The ABCs of Charter Schools
As many as 35 new charter schools want to open in North Carolina in 2020, including eight in Wake County and five in Mecklenburg County.
The State Office of Charter School announced Tuesday that 35 schools in 19 counties had met this year’s application deadline to try to open in the 2020-21 school year. The deadline had been extended from Friday to Monday to give more time to applicants affected by Hurricane Florence.
Charter schools are taxpayer-funded schools that are exempt from some of the rules that traditional public schools must follow, such as providing school meals and bus service. Supporters say charter schools provide families with more education options. But critics say charters siphon money away from traditional public schools and increase school segregation.
The first group of 34 charter schools in North Carolina opened in 1997. Growth was slow until state lawmakers lifted the 100-school limit in 2011. There are now 185 charter schools statewide with 15 schools approved for opening in 2019, which would raise the number to 200 schools.
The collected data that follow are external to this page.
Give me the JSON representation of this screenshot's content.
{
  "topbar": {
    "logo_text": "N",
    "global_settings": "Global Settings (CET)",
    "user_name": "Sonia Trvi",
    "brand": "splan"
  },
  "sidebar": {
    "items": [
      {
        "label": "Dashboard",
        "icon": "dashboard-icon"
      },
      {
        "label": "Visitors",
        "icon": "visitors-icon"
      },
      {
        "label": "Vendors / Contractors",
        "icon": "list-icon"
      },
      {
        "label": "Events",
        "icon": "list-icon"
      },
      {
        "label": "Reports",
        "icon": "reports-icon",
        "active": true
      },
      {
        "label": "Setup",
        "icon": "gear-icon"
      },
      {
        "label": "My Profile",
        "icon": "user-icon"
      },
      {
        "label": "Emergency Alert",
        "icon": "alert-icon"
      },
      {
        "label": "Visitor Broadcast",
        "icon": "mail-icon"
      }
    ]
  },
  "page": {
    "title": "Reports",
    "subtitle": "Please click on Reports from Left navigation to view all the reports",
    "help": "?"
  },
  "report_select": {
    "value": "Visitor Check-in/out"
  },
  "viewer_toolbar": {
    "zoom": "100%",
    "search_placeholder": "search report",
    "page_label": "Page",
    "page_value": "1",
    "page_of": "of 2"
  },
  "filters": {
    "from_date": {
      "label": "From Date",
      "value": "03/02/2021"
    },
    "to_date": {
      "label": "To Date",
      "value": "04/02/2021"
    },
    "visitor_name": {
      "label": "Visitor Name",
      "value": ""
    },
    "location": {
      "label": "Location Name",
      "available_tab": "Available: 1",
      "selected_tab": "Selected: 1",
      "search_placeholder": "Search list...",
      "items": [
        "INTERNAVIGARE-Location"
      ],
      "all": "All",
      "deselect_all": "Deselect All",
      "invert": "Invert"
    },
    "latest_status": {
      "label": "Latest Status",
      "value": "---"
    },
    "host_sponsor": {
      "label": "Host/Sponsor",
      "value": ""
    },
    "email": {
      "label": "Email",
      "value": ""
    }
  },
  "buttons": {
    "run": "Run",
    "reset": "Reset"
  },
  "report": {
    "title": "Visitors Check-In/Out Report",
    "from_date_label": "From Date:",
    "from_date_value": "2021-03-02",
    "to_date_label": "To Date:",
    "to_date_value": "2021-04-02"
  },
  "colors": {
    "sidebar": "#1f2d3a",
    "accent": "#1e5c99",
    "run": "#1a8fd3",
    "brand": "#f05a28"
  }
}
In recent years, charter school enrollment has increased while it has been declining in traditional public schools.
Wake County had the most new applicants this year. No new charter schools were proposed in Chatham, Durham, Johnston or Orange counties.
Several of the Wake County hopefuls are applicants who were either rejected in past years or who were approved but later withdrew their requests. The Wake applicants are CE Academy, Carolina Experimental School, Rise Academy, North Raleigh Charter Academy, Wendell Falls Charter Academy, Jordan Lake Academy, Doral Academy North Carolina and Wake Preparatory Academy.
The new Wake applicants could add to the 24 charter schools already open in the county. Only Mecklenburg County, which has 29 charter schools, has more charters than Wake.
The N.C. Charter Schools Advisory Board will recommend which schools should be approved by the State Board of Education.